Waves of love “for my brothers and sisters” carried me back from Philadelphia at the end of March. During the last week of the month, the good folks of Philadelphia heaped on the affection, and honored us with a tribute.
It’s not an easy experience to encapsulate; it was a wild ride. The Philadelphia Orchestra asked Tree of Life for a shofar blower a couple months ago. Rabbi Jeffrey Myers suggested me. I had been leading services when the shooter interrupted, and I blow shofar.
The music would be a new composition by composer-in-residence (and jazz trumpeter) Hannibal Lokumbe, this being his third and final year of residency. Titled Healing Tones, Hannibal had been working on it by communing with “life-givers and healers” of Philadelphia, and, according to the program, he tributes “the other living shamans known as midwives, doctors, artists, musicians, and all who work with passion for the spiritual liberation of humanity.” When the shooting in Pittsburgh happened in the middle of his work, he felt he had to include us.
Thus my shofar. I practiced like a fiend. My cat Taxi flew through the house maniacally at the sounds, frantic that I was blowing when it wasn’t even the month of Elul. They’d sent two pages of the shofar part as currently written, and I worked to try to hit those notes. The E flat came sometimes, the G and C not so much. The good folks of the orchestra assured me that I wouldn’t have to accomplish the impossible. We drove across the commonwealth, imagining what would be. I was ready for anything they could throw at me — I’d do whatever they wanted. And I was nervous.
And they greeted me with open arms. Everyone was so gracious and so generous and so accommodating.
The ensemble, conducted by Yannick Nézet-Séguin, consisted of members of the Philadelphia Orchestra, with soloists Karen Slack, Funmike Lagoke and Rodrick Dixon, surrounded by both the Morgan State University Choir and the Philadelphia Heritage Chorale, all of them brilliant. And me — I became known as the Shofar Player. The music is in three movements, which Hannibal calls “Veils,” named “Veil One: The Tones of Peace,” “Veil Two: The Tones of War” and “Veil Three: The Tones of Healing.” The soloists were in costume and makeup, and there were props as well.
This piece of music is monumental. There are many ways to take in — to absorb — the composition. It brings one through the primordial soup of the beginning of humankind, through the evolution of humanity with all the war, turmoil, peace, confusion, love, communication and so much more. In another vein, it is working through the gods and goddesses and shamans and other icons of our mutual beginnings. In yet another way, it is drawing the image of where we have failed and where we are headed — in the least-advisable direction, while the answer is right before us.

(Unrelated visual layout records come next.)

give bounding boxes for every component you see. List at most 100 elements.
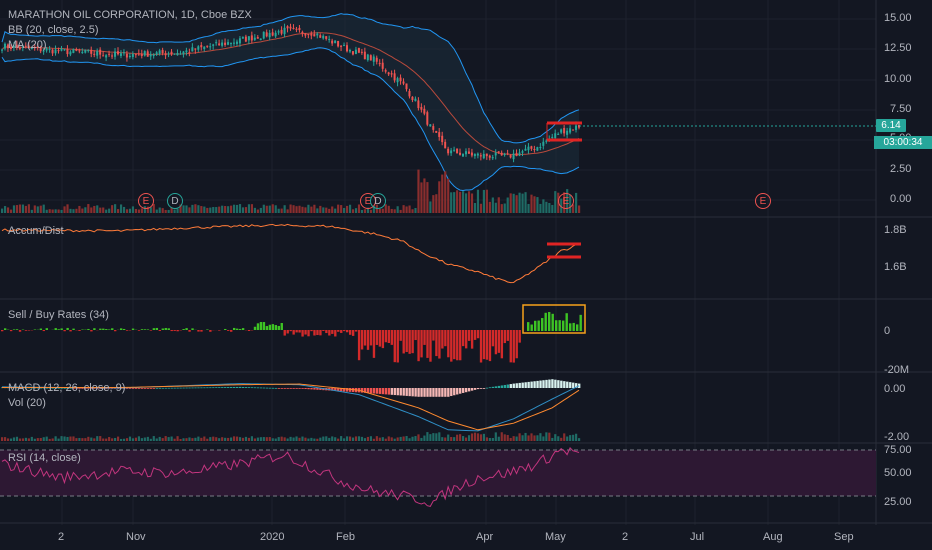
candle-body [244, 36, 247, 42]
ma-indicator-label[interactable]: MA (20) [8, 39, 47, 51]
time-axis-tick: Aug [763, 531, 783, 543]
rsi-band-fill [0, 450, 876, 496]
macd-histogram-bar [518, 382, 521, 388]
sell-buy-bar [429, 330, 432, 362]
dividend-event-marker[interactable]: D [370, 193, 386, 209]
macd-volume-bar [423, 435, 426, 441]
volume-bar [548, 202, 551, 213]
sell-buy-bar [108, 329, 111, 330]
macd-volume-bar [337, 438, 340, 441]
volume-bar [464, 193, 468, 213]
rsi-axis-tick: 25.00 [884, 496, 912, 508]
macd-volume-bar [24, 437, 27, 441]
earnings-event-marker[interactable]: E [755, 193, 771, 209]
candle-body [444, 141, 447, 149]
macd-volume-bar [238, 437, 242, 441]
macd-volume-bar [369, 436, 372, 441]
candle-body [69, 51, 72, 55]
sell-buy-bar [119, 328, 123, 330]
vol-label[interactable]: Vol (20) [8, 397, 46, 409]
sell-buy-bar [268, 324, 272, 330]
candle-body [405, 83, 408, 90]
volume-bar [134, 208, 138, 213]
macd-histogram-bar [301, 388, 304, 389]
volume-bar [307, 204, 310, 213]
volume-bar [405, 206, 408, 213]
candle-body [447, 148, 450, 154]
bb-indicator-label[interactable]: BB (20, close, 2.5) [8, 24, 99, 36]
macd-axis-tick: -2.00 [884, 431, 910, 443]
macd-volume-bar [524, 432, 527, 441]
macd-volume-bar [39, 438, 42, 441]
volume-bar [57, 209, 60, 213]
macd-volume-bar [18, 438, 22, 441]
macd-volume-bar [414, 436, 417, 441]
candle-body [134, 54, 137, 56]
volume-bar [164, 209, 167, 213]
sell-buy-bar [372, 330, 376, 358]
macd-volume-bar [268, 437, 271, 441]
sell-buy-bar [366, 330, 370, 350]
macd-histogram-bar [348, 388, 352, 392]
macd-volume-bar [485, 437, 488, 441]
volume-bar [372, 205, 375, 213]
macd-histogram-bar [530, 381, 533, 388]
macd-volume-bar [241, 437, 245, 441]
price-axis-tick: 0.00 [890, 193, 912, 205]
macd-label[interactable]: MACD (12, 26, close, 9) [8, 382, 126, 394]
macd-histogram-bar [575, 383, 578, 388]
macd-volume-bar [384, 438, 387, 441]
candle-body [149, 54, 152, 57]
accum-dist-line [1, 223, 580, 284]
macd-histogram-bar [375, 388, 379, 394]
candle-body [176, 53, 179, 56]
sell-buy-label[interactable]: Sell / Buy Rates (34) [8, 309, 109, 321]
sell-buy-bar [348, 330, 352, 335]
macd-volume-bar [274, 438, 277, 441]
volume-bar [536, 197, 539, 213]
sell-buy-bar [405, 330, 408, 352]
macd-volume-bar [512, 436, 515, 441]
sell-buy-bar [381, 330, 385, 349]
macd-volume-bar [572, 434, 575, 441]
volume-bar [140, 208, 143, 213]
sell-buy-bar [337, 330, 340, 332]
macd-histogram-bar [259, 387, 263, 389]
accum-dist-label[interactable]: Accum/Dist [8, 225, 64, 237]
volume-bar [194, 204, 197, 213]
candle-body [212, 44, 215, 46]
sell-buy-bar [438, 330, 441, 359]
candle-body [533, 149, 536, 151]
macd-histogram-bar [241, 386, 245, 388]
earnings-event-marker[interactable]: E [138, 193, 154, 209]
volume-bar [149, 207, 152, 213]
buy-bar [548, 312, 551, 331]
macd-volume-bar [316, 438, 319, 441]
macd-volume-bar [215, 437, 218, 441]
macd-volume-bar [33, 438, 36, 441]
sell-buy-bar [176, 330, 179, 332]
sell-buy-bar [280, 323, 283, 330]
dividend-event-marker[interactable]: D [167, 193, 183, 209]
macd-histogram-bar [450, 388, 453, 397]
volume-bar [232, 204, 236, 213]
macd-histogram-bar [405, 388, 408, 396]
macd-volume-bar [114, 437, 117, 441]
candle-body [524, 148, 527, 151]
volume-bar [45, 209, 48, 213]
macd-volume-bar [81, 438, 84, 441]
sell-buy-bar [137, 330, 141, 331]
rsi-label[interactable]: RSI (14, close) [8, 452, 81, 464]
sell-buy-bar [399, 330, 402, 341]
candle-body [12, 45, 15, 48]
time-axis-tick: Feb [336, 531, 355, 543]
candle-body [206, 45, 209, 47]
macd-histogram-bar [563, 381, 566, 388]
candle-body [250, 35, 253, 41]
macd-histogram-bar [432, 388, 435, 397]
price-axis-tick: 12.50 [884, 42, 912, 54]
earnings-event-marker[interactable]: E [558, 193, 574, 209]
sell-buy-bar [131, 328, 135, 330]
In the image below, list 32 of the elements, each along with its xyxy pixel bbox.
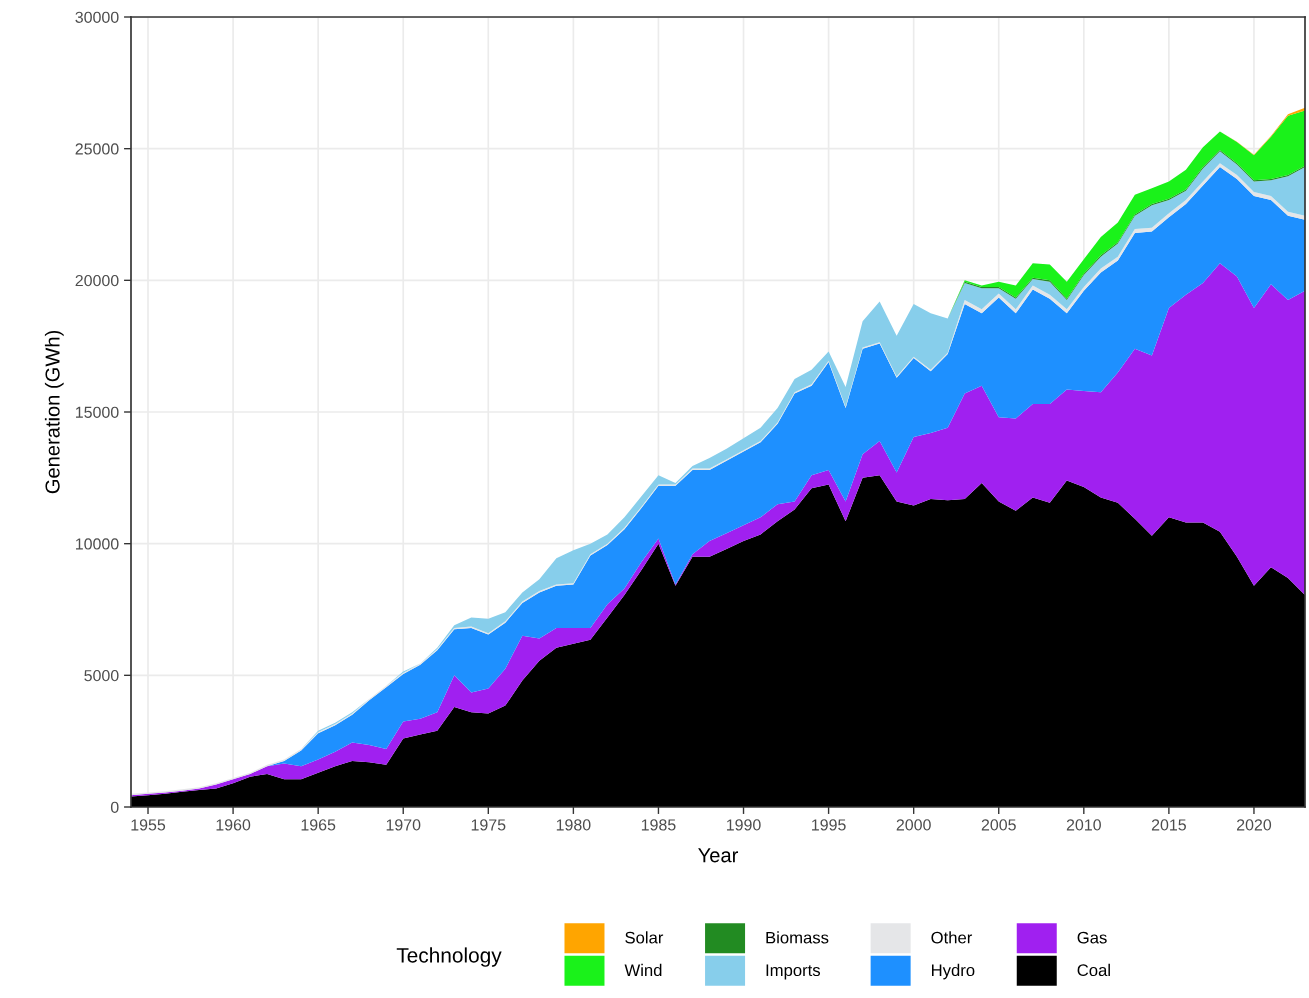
x-axis-title: Year	[698, 848, 739, 863]
legend-label: Gas	[1077, 931, 1107, 944]
x-tick-label: 1965	[301, 819, 336, 831]
x-tick-label: 1960	[216, 819, 251, 831]
y-tick-label: 20000	[75, 274, 119, 287]
x-tick-label: 1995	[812, 819, 846, 831]
x-tick-label: 2005	[981, 819, 1016, 831]
x-tick-label: 2015	[1151, 819, 1186, 831]
x-tick-label: 1980	[556, 819, 591, 831]
x-tick-label: 1955	[131, 819, 166, 831]
legend-label: Wind	[624, 963, 662, 977]
y-tick-label: 15000	[76, 406, 119, 418]
x-tick-label: 1985	[641, 819, 676, 831]
legend-label: Coal	[1077, 963, 1110, 977]
y-tick-label: 5000	[84, 669, 119, 682]
x-tick-label: 1970	[386, 819, 421, 831]
y-axis-title: Generation (GWh)	[44, 330, 64, 494]
y-tick-label: 30000	[75, 11, 119, 23]
legend-label: Hydro	[932, 963, 975, 980]
legend-label: Other	[931, 931, 973, 944]
x-tick-label: 2000	[896, 819, 931, 831]
legend-label: Imports	[766, 964, 821, 980]
legend-title: Technology	[396, 947, 502, 967]
legend-label: Solar	[625, 931, 664, 944]
legend-label: Biomass	[766, 931, 829, 944]
x-tick-label: 1975	[471, 819, 506, 831]
y-tick-label: 25000	[75, 143, 119, 155]
x-tick-label: 1990	[726, 819, 761, 831]
y-tick-label: 0	[110, 801, 119, 813]
x-tick-label: 2020	[1237, 819, 1272, 831]
y-tick-label: 10000	[76, 538, 119, 550]
x-tick-label: 2010	[1066, 819, 1101, 831]
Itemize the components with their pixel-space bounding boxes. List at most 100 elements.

Hearing the work is a workout. It visits so many feelings, so many points of touch in one’s brain and instinct and emotion. And I had the privilege of being immersed in it as I counted a couple hundred measures of rests between my notes through rehearsals and three performances.
Traveling with fellow Tree-of-Lifer Joe Charny, we had lunch on Friday with some of his high school buddies (Central High School class of 1945), all just as sweet and humorous as Joe.
We also went to Saturday morning services at Beth Zion Beth Israel, in Center City, Philadelphia, a wonderful community. They were very welcoming, and after services we talked a lot about Tree of Life and how we are dealing with the circumstances, and that we are indeed determinedly positive, with a lot of work ahead of us. And sadly, we now reach out to others, even as we are still learning how to cope: It is a club that no one wants to join, yet we accept the responsibility of our membership and will pay it forward.
We found solidarity in our journey. It was the same wherever we went — even at a stop on the turnpike, recognized wearing my “Hazak Hazak” shirt made by the students at Allderdice. In talking with musicians, with orchestra staff and board members with random individuals in restaurants and stores, audience members, and so many others, people reach out to us and as we figuratively clasp their outstretched hands, together we are forming a network to stand solid against all sorts of violence, profiling, prejudice and other negative forces.
So many had questions, so many gave consolation, shared strength, reinforced our solidarity. We talked about what a shofar is, how it’s played, how it’s made. We got to know each other, if only briefly.
It was an immense honor, all the way around, for our community, and for our congregations. I found it very humbling. Of course, it was a constant source of fulfillment to be able to talk with so many about the very things we want to say: that violence, hatred, profiling, scapegoating and shooting are all wrong, and we have to stop them before they grow any bigger. We talked, we hugged, we bonded. Hannibal wants us to let him know when we reopen the Tree of Life building. He wants to come with his trumpet to herald the day.
In a very physical way, I got to blast the call to action that we so sorely need. A shofar blast is exactly that — a call to action.
So much beauty can come out of human beings, and so much expression and illumination about ourselves. We need only stop arguing and fighting, and listen, and create. PJC
Audrey N. Glickman is an active member and past board member of Tree of Life * Or L’Simcha congregation in Pittsburgh. She is the Rabbi’s Assistant at Congregation Beth Shalom, and is the author of the forthcoming book “Pockets: The Problem with Society is in Women’s Clothing.”